I’d never worked in a prison before so I took all the warnings and caveats to heart, but I also knew we were well supported, and I was just really excited about teaching this program.
My co-facilitator “Miss B” and I were assigned to CNMCF in Los Lunas, Level I, where we would have two groups of students each day, one in the morning and one in the afternoon, for eight weeks at a time. When those students were finished, two more groups would begin.
During that year, I think I learned as much about life and humanity as my students did, starting with the somewhat unnerving experience of looking out into a sea of orange jumpsuits with numbers stamped on them like UPC codes, and behind that façade, finding real human beings.
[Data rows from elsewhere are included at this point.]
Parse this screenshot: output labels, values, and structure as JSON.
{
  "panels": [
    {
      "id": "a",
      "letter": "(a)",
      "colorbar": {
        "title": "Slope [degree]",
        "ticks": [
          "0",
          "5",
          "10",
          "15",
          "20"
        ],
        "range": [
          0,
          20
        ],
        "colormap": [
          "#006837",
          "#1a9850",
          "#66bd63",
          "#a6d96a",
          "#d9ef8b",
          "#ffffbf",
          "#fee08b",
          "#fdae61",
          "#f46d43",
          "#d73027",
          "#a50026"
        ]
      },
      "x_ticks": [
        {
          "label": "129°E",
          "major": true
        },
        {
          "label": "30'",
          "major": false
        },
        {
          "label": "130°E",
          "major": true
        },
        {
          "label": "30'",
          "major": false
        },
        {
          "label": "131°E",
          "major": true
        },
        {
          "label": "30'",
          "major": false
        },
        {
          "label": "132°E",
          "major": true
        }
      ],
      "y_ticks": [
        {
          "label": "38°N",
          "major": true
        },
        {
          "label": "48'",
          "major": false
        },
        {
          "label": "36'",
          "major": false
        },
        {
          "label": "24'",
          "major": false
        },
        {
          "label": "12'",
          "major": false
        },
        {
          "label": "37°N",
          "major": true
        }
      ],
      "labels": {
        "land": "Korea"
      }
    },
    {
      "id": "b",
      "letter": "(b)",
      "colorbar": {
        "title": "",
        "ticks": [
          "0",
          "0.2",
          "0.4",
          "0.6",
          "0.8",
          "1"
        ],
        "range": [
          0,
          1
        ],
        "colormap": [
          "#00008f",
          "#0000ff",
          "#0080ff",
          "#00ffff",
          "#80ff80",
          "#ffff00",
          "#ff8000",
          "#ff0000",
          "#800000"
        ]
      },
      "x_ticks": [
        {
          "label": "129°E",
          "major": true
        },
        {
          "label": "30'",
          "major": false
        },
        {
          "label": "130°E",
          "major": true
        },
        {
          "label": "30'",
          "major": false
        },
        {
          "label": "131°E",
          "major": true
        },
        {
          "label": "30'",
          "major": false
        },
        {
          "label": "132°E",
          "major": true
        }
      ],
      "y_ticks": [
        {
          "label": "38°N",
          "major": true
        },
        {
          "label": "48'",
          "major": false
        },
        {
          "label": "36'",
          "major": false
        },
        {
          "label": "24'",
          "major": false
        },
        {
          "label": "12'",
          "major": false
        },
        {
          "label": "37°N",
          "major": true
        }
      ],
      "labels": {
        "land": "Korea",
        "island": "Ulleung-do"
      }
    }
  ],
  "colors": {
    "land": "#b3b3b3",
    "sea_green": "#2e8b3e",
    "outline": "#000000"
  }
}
Their senses of humor kept us laughing, their resilience was inspiring and the hunger in their eyes to learn a better way to live gave our work meaning.
As usual, my passion for animals and nature naturally revealed itself. We had a “bug cup” in our classroom for trapping crickets that were constantly hopping into the room. Sometimes an inmate would get up, trap a cricket and release it outside without even interrupting the class.
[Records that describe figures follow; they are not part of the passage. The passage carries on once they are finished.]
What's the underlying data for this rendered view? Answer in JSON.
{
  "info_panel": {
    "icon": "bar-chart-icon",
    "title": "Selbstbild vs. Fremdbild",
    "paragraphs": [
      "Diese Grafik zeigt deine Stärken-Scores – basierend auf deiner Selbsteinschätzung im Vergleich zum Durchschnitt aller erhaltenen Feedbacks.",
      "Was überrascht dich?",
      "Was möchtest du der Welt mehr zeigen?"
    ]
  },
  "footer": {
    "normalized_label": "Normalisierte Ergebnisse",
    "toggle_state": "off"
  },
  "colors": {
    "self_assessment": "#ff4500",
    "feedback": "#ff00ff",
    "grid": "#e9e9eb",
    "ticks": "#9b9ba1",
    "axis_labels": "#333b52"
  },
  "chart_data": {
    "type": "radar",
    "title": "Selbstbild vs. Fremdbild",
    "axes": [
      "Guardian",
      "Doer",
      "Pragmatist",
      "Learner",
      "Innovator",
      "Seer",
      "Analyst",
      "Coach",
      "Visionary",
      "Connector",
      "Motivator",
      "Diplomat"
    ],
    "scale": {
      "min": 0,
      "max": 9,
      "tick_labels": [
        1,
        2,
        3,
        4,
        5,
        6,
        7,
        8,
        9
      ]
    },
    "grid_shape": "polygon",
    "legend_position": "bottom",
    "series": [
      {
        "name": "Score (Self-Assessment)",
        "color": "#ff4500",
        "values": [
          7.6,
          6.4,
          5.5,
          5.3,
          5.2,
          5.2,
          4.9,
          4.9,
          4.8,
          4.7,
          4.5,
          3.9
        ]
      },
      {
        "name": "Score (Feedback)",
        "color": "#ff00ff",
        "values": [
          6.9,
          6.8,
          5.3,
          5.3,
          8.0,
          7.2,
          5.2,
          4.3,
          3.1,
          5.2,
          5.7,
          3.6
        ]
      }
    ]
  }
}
When Carl, the well-loved compound cat and inmate mascot fell from the razor wire and sustained a bad cut on his side, we all (including staff) went to great lengths to try to help him, which wasn’t easy because Carl was an independent sort.
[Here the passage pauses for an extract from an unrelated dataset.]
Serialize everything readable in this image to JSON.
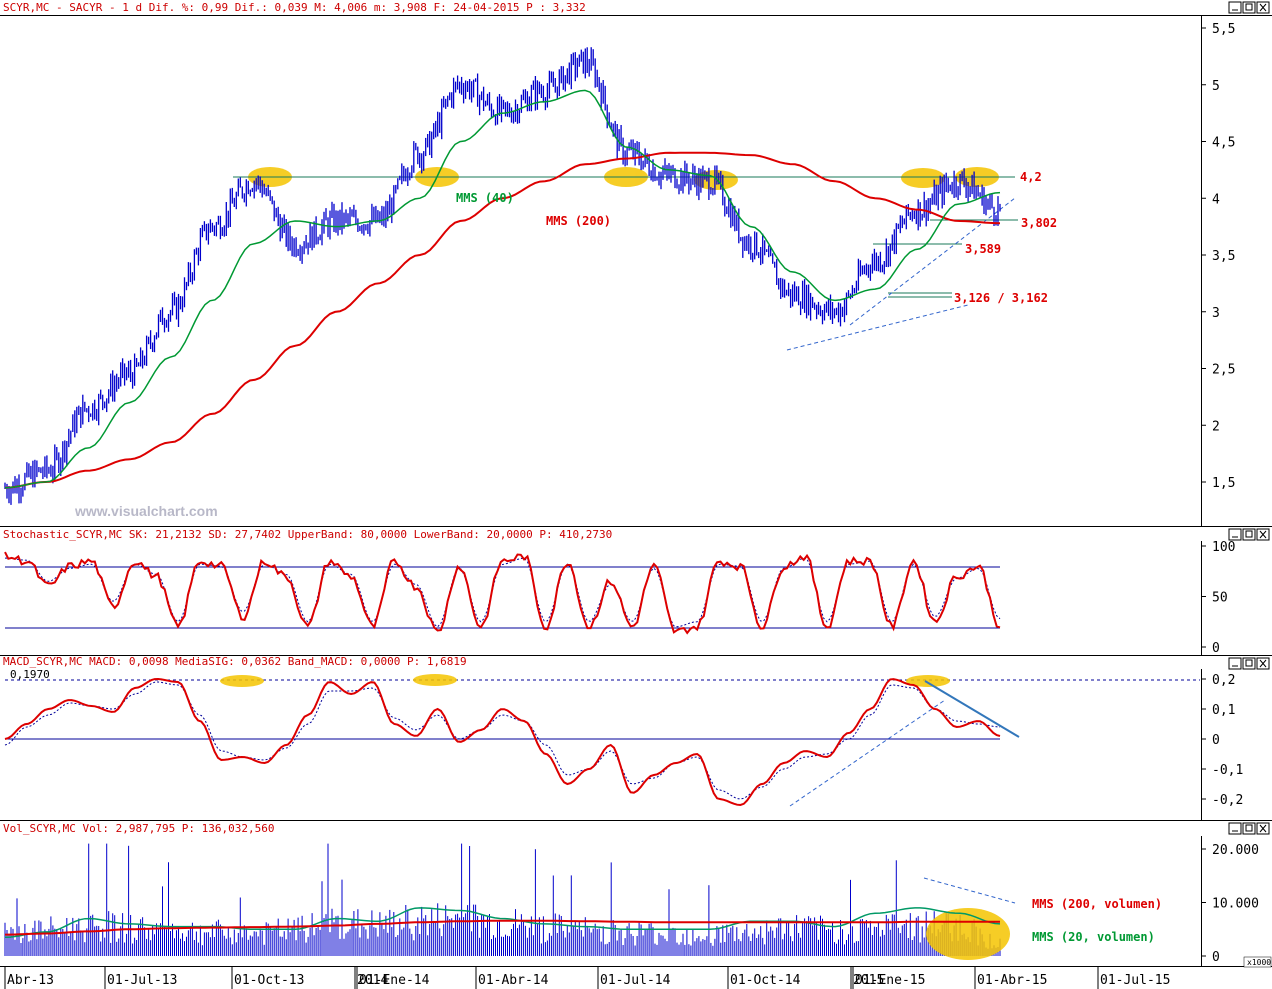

We never did find out where he disappeared to for two weeks, but when he came back he was good as new. When our service year ended it was hard to say goodbye. With my internship hours now completed, I worked temp jobs while I studied for my license.
Serendipitously (or maybe not) I attended a job fair one day and noticed a table from CNMCF — they were hiring therapists. Once again, there was a bug cup in my classroom, and one day two inmates I didn’t even know knocked on my door with an injured bird that either Carl had gotten hold of or had fallen from a nest. Together, we boxed the little bird up and I brought it back to the city to a rehabber. But perhaps the most far-reaching impact of that year began when I arranged for members of the Southwest Canine Corps of Volunteers (sccvtherapydogs.com) to visit with my addiction recovery class. It was absolutely wonderful.
Everyone showed up, and while my students interacted with the dogs and their owners I overheard staff saying, “We should have a dog program here!” and “How do we get a dog program here?”
At the time I was also volunteering at the Valencia County Animal Shelter, so I introduced key players from CNMCF and the Southern New Mexico facility’s PAWS program to the shelter management. It took a while, but sometime after I’d left the prison the dog program manifested and is still active today, benefiting dogs and puppies, shelter and prison staff, and inmates. If Facebook posts are any evidence, people who’ve adopted dogs from the program are really happy, too.
The trickle-down effect that AmeriCorps had on me, thousands of other service members, and those whose lives we’ve touched, cannot be measured in dollars. President Bill Clinton had a vision when he created AmeriCorps in 1993, and the current government’s desire to dismantle it can’t erase that.
Neither, I trust, can it destroy the passion and desire for service in the name of humanity that its members possess. Long live AmeriCorps.